Я кивала, думая, что именно королева лучше всего поняла бы сейчас страдания принцессы. Мария сама была наследницей, ненавидимой очень многими. Но Елизавета лишилась любви королевы и едва ли могла рассчитывать, что у Марии вновь вспыхнут к ней сестринские чувства.

— Ваше высочество, сядьте и успокойтесь, — как можно мягче сказала я. — Сейчас я вам налью некрепкого эля.

— Не хочу я никакого эля, — сердито возразила Елизавета, хотя у нее подгибались ноги. — Я хочу свободы. Хочу вновь занять свое место при дворе.

— И займете…

Я все-таки достала кувшин с элем и налила ей кружку. Принцесса отхлебнула несколько глотков, затем посмотрела на меня. Она снова была похожа на Елизавету времен заключения в Тауэре.

— Тебе-то что, — вздохнула она. — Ты же не узница. Ты даже не моя служанка. Ты можешь в любое время уехать отсюда. Теперь ты понадобилась королеве. Должно быть, в душе ты рада возвращению в Лондон. Снова увидишь своих друзей. Повеселишься в Виндзоре на свадьбе. Уверена, она наградит тебя новым камзолом и панталонами. Ты же — ее любимая игрушка. Девочка-мальчик. Будешь опять сидеть возле ее ног.

— Еще неизвестно. Королеве сейчас не до меня.

— Ханна, но ты же не можешь бросить меня, — заявила принцесса.

— Ваше высочество, моего желания не спрашивают. Если королева приказывает, я должна ехать.

— Но она же отправляла тебя быть моей компаньонкой.

— А теперь она требует меня к себе.

— Ханна!

Она чуть не плакала. Я опустилась на колени и заглянула ей в глаза.
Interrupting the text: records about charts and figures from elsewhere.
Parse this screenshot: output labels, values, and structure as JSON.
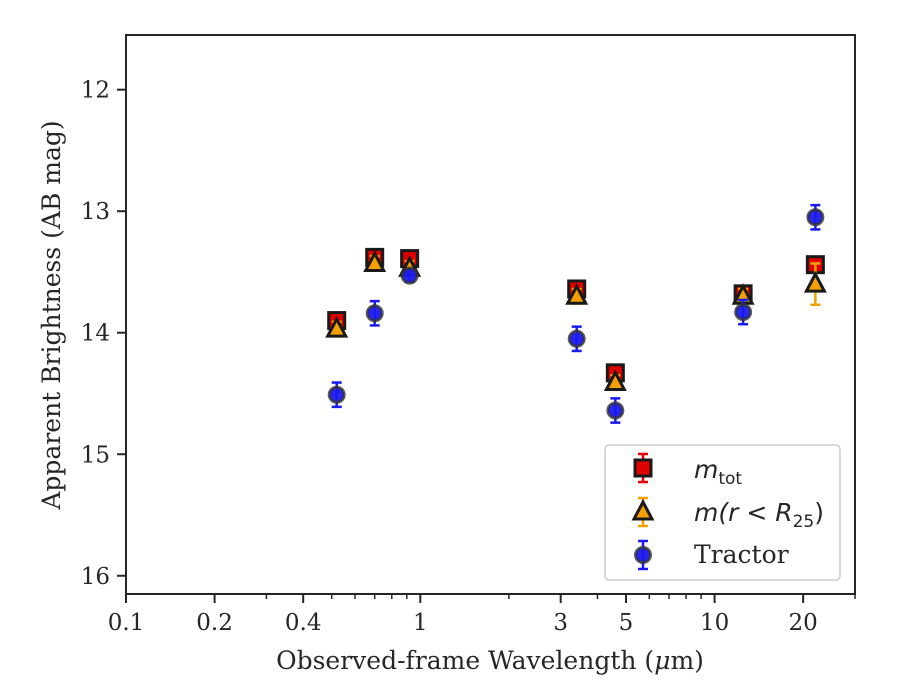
{
  "chart_data": {
    "type": "scatter",
    "title": "",
    "xlabel_main": "Observed-frame Wavelength (",
    "xlabel_mu": "μ",
    "xlabel_tail": "m)",
    "ylabel": "Apparent Brightness (AB mag)",
    "xscale": "log",
    "xlim": [
      0.1,
      30
    ],
    "ylim": [
      16.15,
      11.55
    ],
    "y_inverted": true,
    "x_ticks": [
      0.1,
      0.2,
      0.4,
      1,
      3,
      5,
      10,
      20
    ],
    "x_tick_labels": [
      "0.1",
      "0.2",
      "0.4",
      "1",
      "3",
      "5",
      "10",
      "20"
    ],
    "y_ticks": [
      12,
      13,
      14,
      15,
      16
    ],
    "y_tick_labels": [
      "12",
      "13",
      "14",
      "15",
      "16"
    ],
    "legend_position": "lower right",
    "series": [
      {
        "name": "m_tot",
        "legend_math": {
          "base": "m",
          "sub": "tot"
        },
        "marker": "square",
        "face_color": "#e00000",
        "edge_color": "#1a1a1a",
        "err_color": "#e00000",
        "x": [
          0.52,
          0.7,
          0.92,
          3.4,
          4.6,
          12.5,
          22.0
        ],
        "y": [
          13.9,
          13.38,
          13.39,
          13.64,
          14.33,
          13.68,
          13.44
        ],
        "yerr": [
          0.06,
          0.06,
          0.06,
          0.06,
          0.06,
          0.06,
          0.06
        ]
      },
      {
        "name": "m(r<R25)",
        "legend_math": {
          "base": "m(r < R",
          "sub": "25",
          "tail": ")"
        },
        "marker": "triangle",
        "face_color": "#f5a000",
        "edge_color": "#1a1a1a",
        "err_color": "#f5a000",
        "x": [
          0.52,
          0.7,
          0.92,
          3.4,
          4.6,
          12.5,
          22.0
        ],
        "y": [
          13.97,
          13.43,
          13.47,
          13.7,
          14.41,
          13.7,
          13.6
        ],
        "yerr": [
          0.06,
          0.06,
          0.06,
          0.06,
          0.06,
          0.06,
          0.17
        ]
      },
      {
        "name": "Tractor",
        "marker": "circle",
        "face_color": "#1a1aee",
        "edge_color": "#333333",
        "err_color": "#1a1aee",
        "x": [
          0.52,
          0.7,
          0.92,
          3.4,
          4.6,
          12.5,
          22.0
        ],
        "y": [
          14.51,
          13.84,
          13.53,
          14.05,
          14.64,
          13.83,
          13.05
        ],
        "yerr": [
          0.1,
          0.1,
          0.05,
          0.1,
          0.1,
          0.1,
          0.1
        ]
      }
    ]
  }
}
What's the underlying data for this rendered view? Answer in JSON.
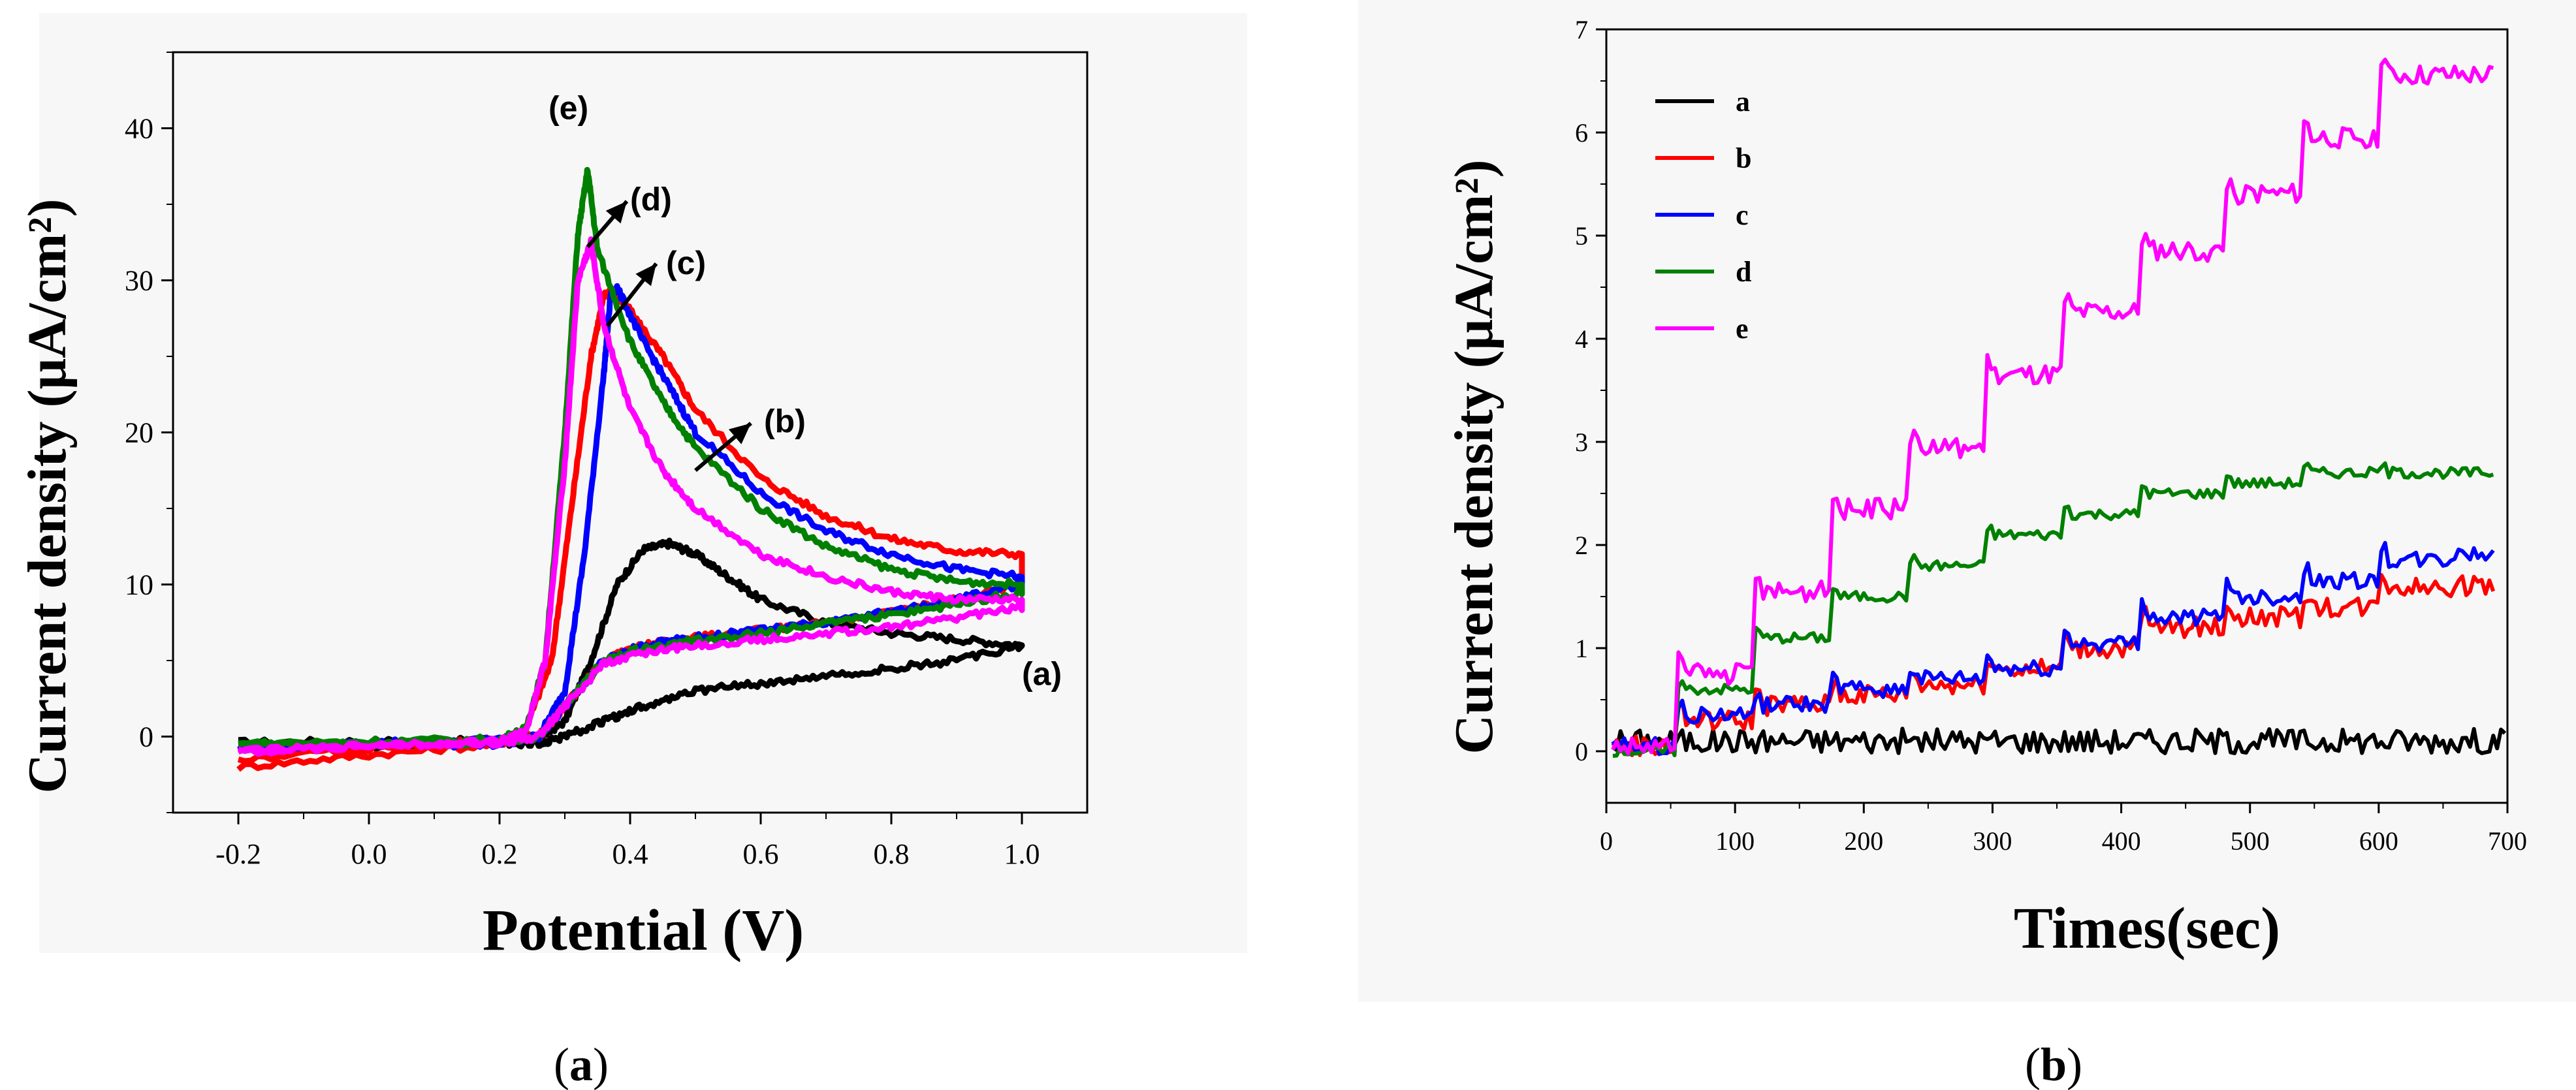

Эмоции у Елизаветы странным образом перемешивались с расчетливостью, и я редко угадывала, какая сторона ее характера движет ею сейчас.

— Ханна, у меня здесь только ты и Кэт. Этот идиот сэр Генри не в счет. Я совсем молодая. Я сейчас на пике своей красоты. Я научилась зрело рассуждать. И кто все это видит? Кто слышит мои рассуждения? Я — узница, окруженная бывшей нянькой, шутихой и идиотом.

— Думаю, вы едва ли будете скучать по шутихе, — сухо сказала я.

Я считала, что мои слова ее рассмешат, но в глазах принцессы блестели невыплаканные слезы.

— Я буду очень скучать по шутихе, — сказала она. — У меня нет друзей. Мне не с кем разговаривать. Обо мне некому заботиться.

Она встала.

— Идем со мной!

Мы прошли через ветхий, разваливающийся дворец. Дверь, висевшая на одной петле, вывела нас в сад. Принцесса оперлась на меня. Она и впрямь была очень слаба. Дорожки давным-давно заросли травой. Из всех канав торчали стебли крапивы. Мы шли по одичавшему саду, будто две немощные старухи, цепляющиеся друг за друга, чтобы не упасть. На мгновение я поверила в опасения принцессы. Мне показалось, что ей суждено окончить здесь свои дни. Это место доконает ее, и королеве незачем отправлять сюда палача.

Миновав ржавые ворота, мы вышли в большой фруктовый сад. Яблони в нем давно одичали, но продолжали исправно цвести. Сейчас их лепестки, будто снег, устилали траву. Усыпанные цветами ветви клонились к земле. Преобладающим цветом был белый с кремовым оттенком. Елизавета обвела глазами сад — нет ли кого рядом. Потом она притянула меня к себе.

— У нее есть еще один способ уничтожить меня, — тихо сказала Елизавета. — Если она родит сына, мне конец.

Она повернулась и пошла по траве. Влажные лепестки цеплялись к подолу ее измятого черного платья.

— Сын, — пробормотала она, даже здесь не решаясь говорить громко. — Проклятый сын от проклятого испанского принца! Проклятый католический сын! А что станет с Англией? Она превратится в караульную будку Испании! В испанскую марионетку! Моя Англия! Часть Испанской империи, послушная служанка, отдающаяся испанским интересам. Католические порядки, костры для еретиков. Вера и наследие моего отца будут вытоптаны и вырваны с корнем, не успев расцвести. Будь проклята эта королева! Пусть горит в аду вместе со своим сыночком!